The End of the World in Slo-Mo

by | Feb 9, 2021 | Fiction, Issue Nineteen

We’re grilling chicken thighs and deep-frying pickles and donuts, watching the cartoonish red glare of the burning city and taking bets on how long before it all spreads here, all of it, the fire, the former inhabitants, the thugs who started it all. They aren’t even on the same side, the thugs, united only in violence when they heard breaking glass and when the riot police showed up, indiscriminately cracking heads. That’s my theory. Could be wrong. Maybe it was an explosion, like we’ve been told.

Anyway, we’re cooking the last of our food, that’s why it’s such a hodgepodge of a feast. Because maybe they aren’t done burning.  Maybe they’ll burn our house, our barn, the field out back, the forest that begins its three-thousand-acre march across the road and is the last known habitat of the critically endangered preening wheel butterfly.

We’d flee too, ahead of the din already undoubtedly flowing out of the city, but we never got around to fixing the transmission on the truck and I picked up a nail in the old Dodge Shadow just yesterday and we don’t have a spare tire. Jimmy was going to swap out the truck tires and put them on the car, but there’s no time.  It’s like we’re under hypnosis.
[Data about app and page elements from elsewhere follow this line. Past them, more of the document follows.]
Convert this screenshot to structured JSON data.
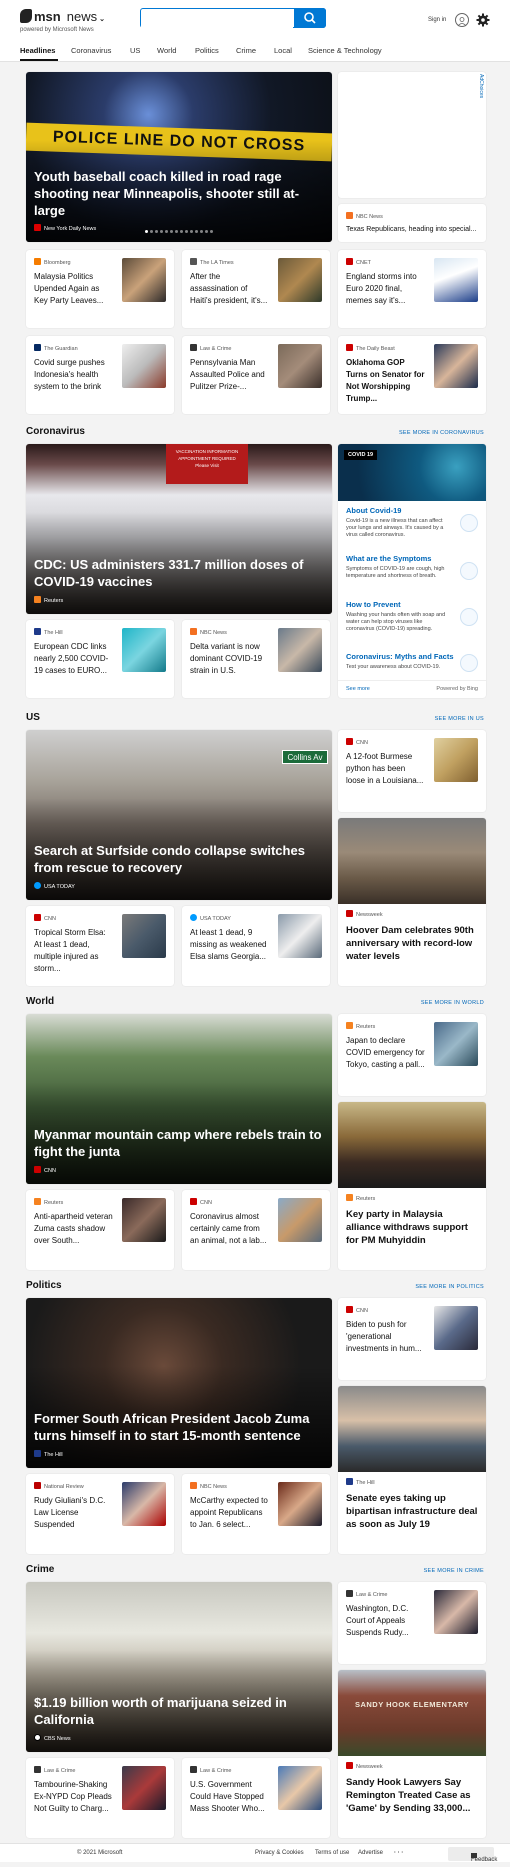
{
  "header": {
    "brand": "msn",
    "section": "news",
    "tagline": "powered by Microsoft News",
    "search_placeholder": "",
    "signin": "Sign in"
  },
  "nav": [
    "Headlines",
    "Coronavirus",
    "US",
    "World",
    "Politics",
    "Crime",
    "Local",
    "Science & Technology"
  ],
  "top": {
    "hero": {
      "title": "Youth baseball coach killed in road rage shooting near Minneapolis, shooter still at-large",
      "source": "New York Daily News",
      "banner_text": "POLICE LINE DO NOT CROSS"
    },
    "ad_label": "AdChoices",
    "side": {
      "source": "NBC News",
      "headline": "Texas Republicans, heading into special..."
    },
    "cards": [
      {
        "source": "Bloomberg",
        "headline": "Malaysia Politics Upended Again as Key Party Leaves..."
      },
      {
        "source": "The LA Times",
        "headline": "After the assassination of Haiti's president, it's..."
      },
      {
        "source": "CNET",
        "headline": "England storms into Euro 2020 final, memes say it's..."
      },
      {
        "source": "The Guardian",
        "headline": "Covid surge pushes Indonesia's health system to the brink"
      },
      {
        "source": "Law & Crime",
        "headline": "Pennsylvania Man Assaulted Police and Pulitzer Prize-..."
      },
      {
        "source": "The Daily Beast",
        "headline": "Oklahoma GOP Turns on Senator for Not Worshipping Trump..."
      }
    ]
  },
  "coronavirus": {
    "title": "Coronavirus",
    "more": "SEE MORE IN CORONAVIRUS",
    "hero": {
      "title": "CDC: US administers 331.7 million doses of COVID-19 vaccines",
      "source": "Reuters",
      "sign_lines": [
        "VACCINATION INFORMATION",
        "APPOINTMENT REQUIRED",
        "Please Visit"
      ]
    },
    "cards": [
      {
        "source": "The Hill",
        "headline": "European CDC links nearly 2,500 COVID-19 cases to EURO..."
      },
      {
        "source": "NBC News",
        "headline": "Delta variant is now dominant COVID-19 strain in U.S."
      }
    ],
    "info": {
      "badge": "COVID 19",
      "items": [
        {
          "title": "About Covid-19",
          "text": "Covid-19 is a new illness that can affect your lungs and airways. It's caused by a virus called coronavirus."
        },
        {
          "title": "What are the Symptoms",
          "text": "Symptoms of COVID-19 are cough, high temperature and shortness of breath."
        },
        {
          "title": "How to Prevent",
          "text": "Washing your hands often with soap and water can help stop viruses like coronavirus (COVID-19) spreading."
        },
        {
          "title": "Coronavirus: Myths and Facts",
          "text": "Test your awareness about COVID-19."
        }
      ],
      "see_more": "See more",
      "powered": "Powered by Bing"
    }
  },
  "us": {
    "title": "US",
    "more": "SEE MORE IN US",
    "hero": {
      "title": "Search at Surfside condo collapse switches from rescue to recovery",
      "source": "USA TODAY",
      "street_sign": "Collins Av"
    },
    "side": {
      "source": "CNN",
      "headline": "A 12-foot Burmese python has been loose in a Louisiana..."
    },
    "big": {
      "source": "Newsweek",
      "headline": "Hoover Dam celebrates 90th anniversary with record-low water levels"
    },
    "cards": [
      {
        "source": "CNN",
        "headline": "Tropical Storm Elsa: At least 1 dead, multiple injured as storm..."
      },
      {
        "source": "USA TODAY",
        "headline": "At least 1 dead, 9 missing as weakened Elsa slams Georgia..."
      }
    ]
  },
  "world": {
    "title": "World",
    "more": "SEE MORE IN WORLD",
    "hero": {
      "title": "Myanmar mountain camp where rebels train to fight the junta",
      "source": "CNN"
    },
    "side": {
      "source": "Reuters",
      "headline": "Japan to declare COVID emergency for Tokyo, casting a pall..."
    },
    "big": {
      "source": "Reuters",
      "headline": "Key party in Malaysia alliance withdraws support for PM Muhyiddin"
    },
    "cards": [
      {
        "source": "Reuters",
        "headline": "Anti-apartheid veteran Zuma casts shadow over South..."
      },
      {
        "source": "CNN",
        "headline": "Coronavirus almost certainly came from an animal, not a lab..."
      }
    ]
  },
  "politics": {
    "title": "Politics",
    "more": "SEE MORE IN POLITICS",
    "hero": {
      "title": "Former South African President Jacob Zuma turns himself in to start 15-month sentence",
      "source": "The Hill"
    },
    "side": {
      "source": "CNN",
      "headline": "Biden to push for 'generational investments in hum..."
    },
    "big": {
      "source": "The Hill",
      "headline": "Senate eyes taking up bipartisan infrastructure deal as soon as July 19"
    },
    "cards": [
      {
        "source": "National Review",
        "headline": "Rudy Giuliani's D.C. Law License Suspended"
      },
      {
        "source": "NBC News",
        "headline": "McCarthy expected to appoint Republicans to Jan. 6 select..."
      }
    ]
  },
  "crime": {
    "title": "Crime",
    "more": "SEE MORE IN CRIME",
    "hero": {
      "title": "$1.19 billion worth of marijuana seized in California",
      "source": "CBS News"
    },
    "side": {
      "source": "Law & Crime",
      "headline": "Washington, D.C. Court of Appeals Suspends Rudy..."
    },
    "big": {
      "source": "Newsweek",
      "headline": "Sandy Hook Lawyers Say Remington Treated Case as 'Game' by Sending 33,000...",
      "sign": "SANDY HOOK ELEMENTARY"
    },
    "cards": [
      {
        "source": "Law & Crime",
        "headline": "Tambourine-Shaking Ex-NYPD Cop Pleads Not Guilty to Charg..."
      },
      {
        "source": "Law & Crime",
        "headline": "U.S. Government Could Have Stopped Mass Shooter Who..."
      }
    ]
  },
  "footer": {
    "copyright": "© 2021 Microsoft",
    "privacy": "Privacy & Cookies",
    "terms": "Terms of use",
    "advertise": "Advertise",
    "more": "· · ·",
    "feedback": "Feedback"
  }
}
Don’t panic, we told each other so many times, whenever one of us hurried, or suggested we leave everything and just go, voices raised like the beginning of hysteria. The refrain became a mantra and now we are incapable of action, let alone panic.

The warmth on my face is from the grill, I tell myself, not the burning city. I turn my head, I can’t look at it anymore, but it’s embossed on my memory, pounding back from my eyes into my brain and raising a pattern there, a pattern that should ignite a survival instinct but instead sees me propping up a broken lawn chair against the garage door, popping a can of cold PBR, and waiting.